Karol Bojarski złożył zawiadomienie do Prokuratury Okręgowej w Olsztynie na premiera Mateusza Morawieckiego i ministra spraw wewnętrznych i administracji Mariusza Kamińskiego. Powodem był druk kart do głosowania, jeszcze przed uchwaleniem ustawy dotyczącej wyborów korespondencyjnych. Ale to nie wszystko. Premier miał 16 kwietnia polecić Państwowej Wytwórni Papierów Wartościowych wydruk kart, jednakże do 18 kwietnia za organizację wyborów odpowiadała Państwowa Komisja Wyborcza i to właśnie ona powinna o tym zadecydować.
W tych warunkach zachodzi podejrzenie popełnienia przestępstwa przez premiera Mateusza Morawieckiego, Mariusza Kamińskiego oraz ewentualnie inne osoby mogące z nimi współdziałać. Wiedząc o tym, iż nie ma podstaw prawnych do przeprowadzenia w dniu 10 maja 2020 roku wyborów w trybie korespondencyjnym, przygotowywali wybory w takim trybie i drukowali karty wyborcze.
– możemy przeczytać treść zawiadomienia.
Karol Bojarski to olsztyński działacz, który jest obecny na akcjach Obywateli RP czy Komitetu Obrony Demokracji, mimo że nie należy do tych ugrupowań. Jak sam przyznał, już od kilku lat walczy w obronie demokracji i Konstytucji.
– Ten wniosek jest przejawem mojej bezsilności, spowodowanej tym, że rządzący za nic mają prawo.
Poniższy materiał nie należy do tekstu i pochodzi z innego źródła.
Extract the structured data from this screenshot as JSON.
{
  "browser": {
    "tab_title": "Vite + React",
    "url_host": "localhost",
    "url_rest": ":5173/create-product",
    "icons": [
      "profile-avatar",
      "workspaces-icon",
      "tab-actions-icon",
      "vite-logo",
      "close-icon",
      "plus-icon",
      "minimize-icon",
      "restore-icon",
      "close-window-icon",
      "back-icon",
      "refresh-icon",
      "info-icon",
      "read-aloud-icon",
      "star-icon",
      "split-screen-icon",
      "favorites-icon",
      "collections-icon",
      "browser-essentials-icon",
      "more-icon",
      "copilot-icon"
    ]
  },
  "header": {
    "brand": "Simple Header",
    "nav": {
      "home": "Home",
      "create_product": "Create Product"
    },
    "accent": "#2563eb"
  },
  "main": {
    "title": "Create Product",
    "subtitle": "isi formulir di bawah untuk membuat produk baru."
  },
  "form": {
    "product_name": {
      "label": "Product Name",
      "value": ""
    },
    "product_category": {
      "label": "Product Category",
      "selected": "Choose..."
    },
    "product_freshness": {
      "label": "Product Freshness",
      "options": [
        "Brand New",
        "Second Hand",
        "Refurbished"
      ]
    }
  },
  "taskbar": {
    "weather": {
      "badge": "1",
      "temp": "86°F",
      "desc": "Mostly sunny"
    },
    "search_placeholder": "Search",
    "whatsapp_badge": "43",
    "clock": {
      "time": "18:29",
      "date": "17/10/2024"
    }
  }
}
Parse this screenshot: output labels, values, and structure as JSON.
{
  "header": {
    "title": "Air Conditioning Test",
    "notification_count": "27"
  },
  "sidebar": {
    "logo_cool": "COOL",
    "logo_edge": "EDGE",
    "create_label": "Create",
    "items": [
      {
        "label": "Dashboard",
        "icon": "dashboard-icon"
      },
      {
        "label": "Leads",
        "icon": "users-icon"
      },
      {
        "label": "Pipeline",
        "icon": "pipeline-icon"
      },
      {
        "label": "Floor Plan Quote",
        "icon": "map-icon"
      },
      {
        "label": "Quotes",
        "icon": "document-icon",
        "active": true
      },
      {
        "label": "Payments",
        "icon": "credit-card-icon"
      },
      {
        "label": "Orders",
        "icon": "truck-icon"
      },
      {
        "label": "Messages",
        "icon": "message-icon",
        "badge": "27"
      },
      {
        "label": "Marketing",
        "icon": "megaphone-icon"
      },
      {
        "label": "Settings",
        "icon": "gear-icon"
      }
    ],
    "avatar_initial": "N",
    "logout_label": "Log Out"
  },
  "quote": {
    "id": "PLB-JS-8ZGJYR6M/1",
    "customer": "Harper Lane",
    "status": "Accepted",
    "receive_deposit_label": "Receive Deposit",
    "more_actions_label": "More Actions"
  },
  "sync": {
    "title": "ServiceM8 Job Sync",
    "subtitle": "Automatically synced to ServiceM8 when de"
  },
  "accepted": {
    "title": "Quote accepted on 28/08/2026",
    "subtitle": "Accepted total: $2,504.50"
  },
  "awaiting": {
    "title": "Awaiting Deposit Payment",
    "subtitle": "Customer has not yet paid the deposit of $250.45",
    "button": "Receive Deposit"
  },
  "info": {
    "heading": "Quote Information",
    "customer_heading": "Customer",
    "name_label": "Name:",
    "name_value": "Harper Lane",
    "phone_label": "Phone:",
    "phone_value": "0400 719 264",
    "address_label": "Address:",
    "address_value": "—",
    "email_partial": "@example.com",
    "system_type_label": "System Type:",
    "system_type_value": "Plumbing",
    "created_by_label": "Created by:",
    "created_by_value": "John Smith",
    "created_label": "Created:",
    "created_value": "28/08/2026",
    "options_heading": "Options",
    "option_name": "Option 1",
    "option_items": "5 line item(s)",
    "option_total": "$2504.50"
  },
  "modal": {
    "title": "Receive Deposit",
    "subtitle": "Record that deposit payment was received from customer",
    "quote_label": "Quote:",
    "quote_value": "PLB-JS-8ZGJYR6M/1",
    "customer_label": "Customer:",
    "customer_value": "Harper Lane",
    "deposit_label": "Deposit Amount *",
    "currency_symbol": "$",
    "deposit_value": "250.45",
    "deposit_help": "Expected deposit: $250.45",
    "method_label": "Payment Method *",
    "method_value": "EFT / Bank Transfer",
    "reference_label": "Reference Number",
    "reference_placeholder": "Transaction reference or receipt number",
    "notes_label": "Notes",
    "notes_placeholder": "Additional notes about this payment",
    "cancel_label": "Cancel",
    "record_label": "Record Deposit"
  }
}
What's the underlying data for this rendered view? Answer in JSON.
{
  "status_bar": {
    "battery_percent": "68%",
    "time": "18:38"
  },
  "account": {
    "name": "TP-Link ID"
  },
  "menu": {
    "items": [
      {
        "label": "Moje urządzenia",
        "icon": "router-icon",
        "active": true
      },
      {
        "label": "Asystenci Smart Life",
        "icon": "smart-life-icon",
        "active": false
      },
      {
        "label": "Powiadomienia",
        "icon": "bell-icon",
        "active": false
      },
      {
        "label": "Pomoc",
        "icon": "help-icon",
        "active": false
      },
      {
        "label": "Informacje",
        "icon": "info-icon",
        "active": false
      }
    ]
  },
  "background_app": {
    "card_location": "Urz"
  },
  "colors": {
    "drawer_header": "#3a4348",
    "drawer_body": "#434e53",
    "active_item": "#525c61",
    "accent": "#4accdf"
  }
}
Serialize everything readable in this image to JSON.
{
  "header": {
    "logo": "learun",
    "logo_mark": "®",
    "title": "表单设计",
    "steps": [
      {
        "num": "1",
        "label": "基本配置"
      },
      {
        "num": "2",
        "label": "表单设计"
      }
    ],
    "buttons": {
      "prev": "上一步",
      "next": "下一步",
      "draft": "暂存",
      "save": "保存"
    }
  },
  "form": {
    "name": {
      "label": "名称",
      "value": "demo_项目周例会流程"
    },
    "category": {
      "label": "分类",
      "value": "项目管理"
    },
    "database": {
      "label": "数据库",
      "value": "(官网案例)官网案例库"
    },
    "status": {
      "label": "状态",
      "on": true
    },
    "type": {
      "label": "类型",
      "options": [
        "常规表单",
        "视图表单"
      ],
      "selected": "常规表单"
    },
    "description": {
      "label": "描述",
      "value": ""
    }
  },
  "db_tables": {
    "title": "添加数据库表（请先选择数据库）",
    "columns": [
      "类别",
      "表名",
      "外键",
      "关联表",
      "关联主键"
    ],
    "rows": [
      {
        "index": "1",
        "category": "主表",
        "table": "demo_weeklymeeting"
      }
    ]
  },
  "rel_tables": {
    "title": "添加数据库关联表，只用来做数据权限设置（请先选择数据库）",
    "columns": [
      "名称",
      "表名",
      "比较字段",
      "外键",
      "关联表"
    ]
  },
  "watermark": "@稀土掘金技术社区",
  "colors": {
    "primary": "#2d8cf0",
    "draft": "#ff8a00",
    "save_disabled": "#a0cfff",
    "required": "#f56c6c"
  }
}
Robią, co chcą. Zamiast zajmować się pandemią, na siłę chcą forsować wybory. Nawet nie mając podstaw prawnych drukują karty wyborcze. Nie ma żadnych gwarancji, że wybory się odbędą, a nawet gdyby się odbyły, to według większości autorytetów prawniczych przeprowadzone w takiej formie i czasie będą bezprawne. Uznałem, że muszę się sprzeciwić. To zawiadomienie jest symbolem mojego oporu – powiedział w rozmowie z nami Bojarski.
Zwrócił uwagę również na to, że wzory kart do głosowania trafiły do sieci, przez co każdy może sobie w domu taką kartę wydrukować. Zastanawia się także, co w przypadku, gdyby ustawa nie przeszła.
– Co będzie, jeżeli Ustawa o wyborach zostanie odrzucona? Premier zlecił druk kart, nadzorował je Mariusz Kamiński i co z tymi kartami? One były drukowane za nasze pieniądze. Żeby wydrukować 30 mln kart, trzeba było wydać wiele milionów złotych – dodał Karol Bojarski.
Przypomnijmy, że w lutym Karol Bojarski złożył zawiadomienie o możliwości niedopełnienia obowiązków przez Macieja Nawackiego, prezesa Sądu Rejonowego w Olsztynie.